Antyniemiecka retoryka jako polityczne paliwo
W tle konfliktu wybrzmiewa bardziej zasadniczy problem – relacje polsko-niemieckie jako narzędzie mobilizacji politycznej. Jak zauważył Sikorski, straszenie Niemcami jest dla PiS-u skuteczniejsze niż realne działanie na rzecz wzmocnienia pozycji Polski w Europie. W tym sensie most graniczny w Słubicach staje się raczej sceną niż punktem krytycznym rzeczywistego sporu.

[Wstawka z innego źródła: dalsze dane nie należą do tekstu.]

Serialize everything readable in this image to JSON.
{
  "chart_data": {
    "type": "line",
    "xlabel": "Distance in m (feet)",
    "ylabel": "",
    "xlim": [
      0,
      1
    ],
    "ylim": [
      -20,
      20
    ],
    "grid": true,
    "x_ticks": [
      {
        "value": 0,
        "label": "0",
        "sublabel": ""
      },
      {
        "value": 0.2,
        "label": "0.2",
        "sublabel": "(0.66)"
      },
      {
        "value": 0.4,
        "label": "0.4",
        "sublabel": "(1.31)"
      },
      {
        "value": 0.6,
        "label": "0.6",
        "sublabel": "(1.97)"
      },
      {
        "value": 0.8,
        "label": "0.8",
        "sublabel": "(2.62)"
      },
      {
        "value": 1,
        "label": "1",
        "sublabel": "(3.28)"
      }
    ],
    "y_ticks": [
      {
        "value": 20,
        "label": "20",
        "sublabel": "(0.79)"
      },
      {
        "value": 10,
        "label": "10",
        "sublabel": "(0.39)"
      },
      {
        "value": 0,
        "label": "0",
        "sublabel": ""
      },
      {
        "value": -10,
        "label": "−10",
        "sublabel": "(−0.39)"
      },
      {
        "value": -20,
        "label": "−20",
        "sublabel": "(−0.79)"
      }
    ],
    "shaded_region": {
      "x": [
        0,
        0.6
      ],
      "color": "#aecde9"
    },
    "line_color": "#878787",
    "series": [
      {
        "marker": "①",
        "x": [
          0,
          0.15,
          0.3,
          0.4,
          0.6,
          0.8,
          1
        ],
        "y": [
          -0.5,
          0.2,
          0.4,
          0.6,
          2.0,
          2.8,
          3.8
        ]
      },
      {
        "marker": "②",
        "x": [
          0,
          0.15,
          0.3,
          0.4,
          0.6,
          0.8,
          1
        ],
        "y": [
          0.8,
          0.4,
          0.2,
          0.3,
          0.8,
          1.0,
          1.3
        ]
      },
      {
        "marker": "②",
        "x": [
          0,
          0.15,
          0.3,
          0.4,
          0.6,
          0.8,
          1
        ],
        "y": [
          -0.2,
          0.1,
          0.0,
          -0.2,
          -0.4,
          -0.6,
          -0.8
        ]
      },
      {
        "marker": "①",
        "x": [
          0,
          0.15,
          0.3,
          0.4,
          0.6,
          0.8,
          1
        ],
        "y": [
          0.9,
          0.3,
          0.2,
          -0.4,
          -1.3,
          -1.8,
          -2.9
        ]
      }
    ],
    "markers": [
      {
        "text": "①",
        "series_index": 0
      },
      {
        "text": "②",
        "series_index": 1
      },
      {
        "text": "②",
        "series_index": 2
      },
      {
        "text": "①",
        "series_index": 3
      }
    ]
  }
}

Równolegle Sikorski przyznał, że nie popiera niemieckich kontroli granicznych, które uderzają nie tylko w Polskę, ale też w inne państwa sąsiednie. Zaznaczył jednak, że stanowisko rządu polskiego musi być spójne i wolne od hipokryzji – trudno bowiem jednocześnie potępiać niemieckie decyzje graniczne, a wcześniej prowadzić politykę, która czyniła z Niemiec „końcowy przystanek” szlaku migracyjnego przez Polskę.
Co zostaje po dymie
Choć retoryka obu stron jest ostra, problem pozostaje. Napięcia wokół polityki migracyjnej – zarówno na poziomie bilateralnym, jak i unijnym – nie znikną w najbliższym czasie. Polityka graniczna nie jest już wyłącznie obszarem technicznym – stała się sferą, w której testowana jest wiarygodność, pamięć instytucjonalna i zdolność do prowadzenia długofalowej polityki zagranicznej.
Tymczasem most w Słubicach pozostaje nie tylko fizycznym łącznikiem dwóch państw, ale i metaforą – albo przekraczania, albo pogłębiania podziałów.